4.   Dalam penelitian ini, Wolfgang Borchert menggunakan kedua jenis dari “Aufbau” yaitu “Äußerer dan innerer Aufbau”.
5.   Bentuk cerita yang dipergunakan Wolfgang Borchert adalah bentuk cerita gaya “dia” (Er-Form). Di dalam cerpennya perang selalu menggunakan kata “dia” untuk mengungkapkan ceritanya.
6.   “Erzählverhalten” yang dipergunakan pengarang didalam cerpennya adalah “Neutrales Erzählverhalten”.
7.   Didalam mengemukakan ceritannya, Wolfgang Borchert mempergunakan sudut pandang sebagai orang ketiga.
8.   “Erzählperspektive” yang digunakan ialah “Innensicht und Außeneicht Erzählperspektive”. Kedua bentuk “Erzählperspektive” ini juga dipergunakan pengarang dalam cerpennya.
9.   Gaya bahasa yang dipergunakan oleh Wolfgang Borchert adalah gaya bahasa kalimat pendek, personifikasi, dan repetisi.
 
DAFTAR PUSTAKA
Borchert, W. 1996. DrauBen vor der Tür. Rowohlt Taschenbuch Verlag GmbH: Hamburg.
Bünting, K.D. 1979. Einführung in die modern Linguistik. Fischer Taschenbuch: Frankfrut am Main
Dietrich, W. 1976. Deutsch Literatur der Gegebwart in Einzeldarstellungen.

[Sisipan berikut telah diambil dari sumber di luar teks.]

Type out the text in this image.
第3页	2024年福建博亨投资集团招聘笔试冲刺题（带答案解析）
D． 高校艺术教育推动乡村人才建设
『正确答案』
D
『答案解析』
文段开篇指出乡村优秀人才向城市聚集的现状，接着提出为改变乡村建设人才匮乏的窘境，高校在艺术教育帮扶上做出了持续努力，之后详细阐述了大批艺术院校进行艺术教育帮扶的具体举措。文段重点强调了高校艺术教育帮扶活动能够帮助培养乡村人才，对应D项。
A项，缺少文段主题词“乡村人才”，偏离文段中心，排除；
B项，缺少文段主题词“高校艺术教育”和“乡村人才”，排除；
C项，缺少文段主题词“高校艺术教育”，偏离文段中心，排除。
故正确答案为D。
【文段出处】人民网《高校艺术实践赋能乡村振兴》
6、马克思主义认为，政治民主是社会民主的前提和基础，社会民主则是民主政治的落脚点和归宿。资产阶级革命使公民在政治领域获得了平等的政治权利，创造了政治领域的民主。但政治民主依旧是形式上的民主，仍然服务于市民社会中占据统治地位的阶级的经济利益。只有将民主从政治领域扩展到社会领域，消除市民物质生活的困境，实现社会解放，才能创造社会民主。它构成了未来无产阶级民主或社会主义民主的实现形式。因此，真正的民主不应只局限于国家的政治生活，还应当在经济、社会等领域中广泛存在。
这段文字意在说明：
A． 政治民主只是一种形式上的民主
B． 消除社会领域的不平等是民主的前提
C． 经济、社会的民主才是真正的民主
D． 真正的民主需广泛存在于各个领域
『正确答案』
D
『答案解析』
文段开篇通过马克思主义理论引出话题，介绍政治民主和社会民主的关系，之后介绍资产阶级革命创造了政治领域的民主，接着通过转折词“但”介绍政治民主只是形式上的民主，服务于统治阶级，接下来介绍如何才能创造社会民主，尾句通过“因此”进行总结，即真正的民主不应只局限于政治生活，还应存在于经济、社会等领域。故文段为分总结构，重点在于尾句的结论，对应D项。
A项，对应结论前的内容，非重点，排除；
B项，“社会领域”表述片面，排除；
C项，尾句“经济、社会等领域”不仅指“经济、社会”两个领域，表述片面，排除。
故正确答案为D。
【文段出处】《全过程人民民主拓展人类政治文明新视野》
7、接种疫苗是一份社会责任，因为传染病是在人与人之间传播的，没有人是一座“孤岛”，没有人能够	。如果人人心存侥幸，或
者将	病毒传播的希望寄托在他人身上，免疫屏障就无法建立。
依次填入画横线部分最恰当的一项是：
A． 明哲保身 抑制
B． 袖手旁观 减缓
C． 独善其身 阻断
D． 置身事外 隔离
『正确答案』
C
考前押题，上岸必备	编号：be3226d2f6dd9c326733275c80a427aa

Ban I. Kroner Verlag: Stuttgart.
Fokkema, D.W. et al. Theories of Literature in the Twentieth Century. C Hurst dan Company: London.
Gützen, D. et al. 1976. Einführung in die neure deutsche Literaturwissenschaft. Erich Schmidt: Berlin.
Keraf, G. 1977. Komposisi. Nusa Indah: Ende Flores.
Keraf, G. 1984. Diksi dan Gaya Bahasa. Gramedia: Jakarta.
Luxemburg, J. Van. 1984. Pengantar Ilmu Sastra. Gramedia: Jakarta.
Poerwadarminta, W.J.S. 1976. Kamus Umum Bahasa Indonesia. PN Balai Pustaka: Jakarta.
Sumardjo, J. 1984. Memahami Kesusastraan. Bandung.
Teeuw, A. 1984. Sastra dan Ilmu Bahasa. Pustaka Jaya: Jakarta.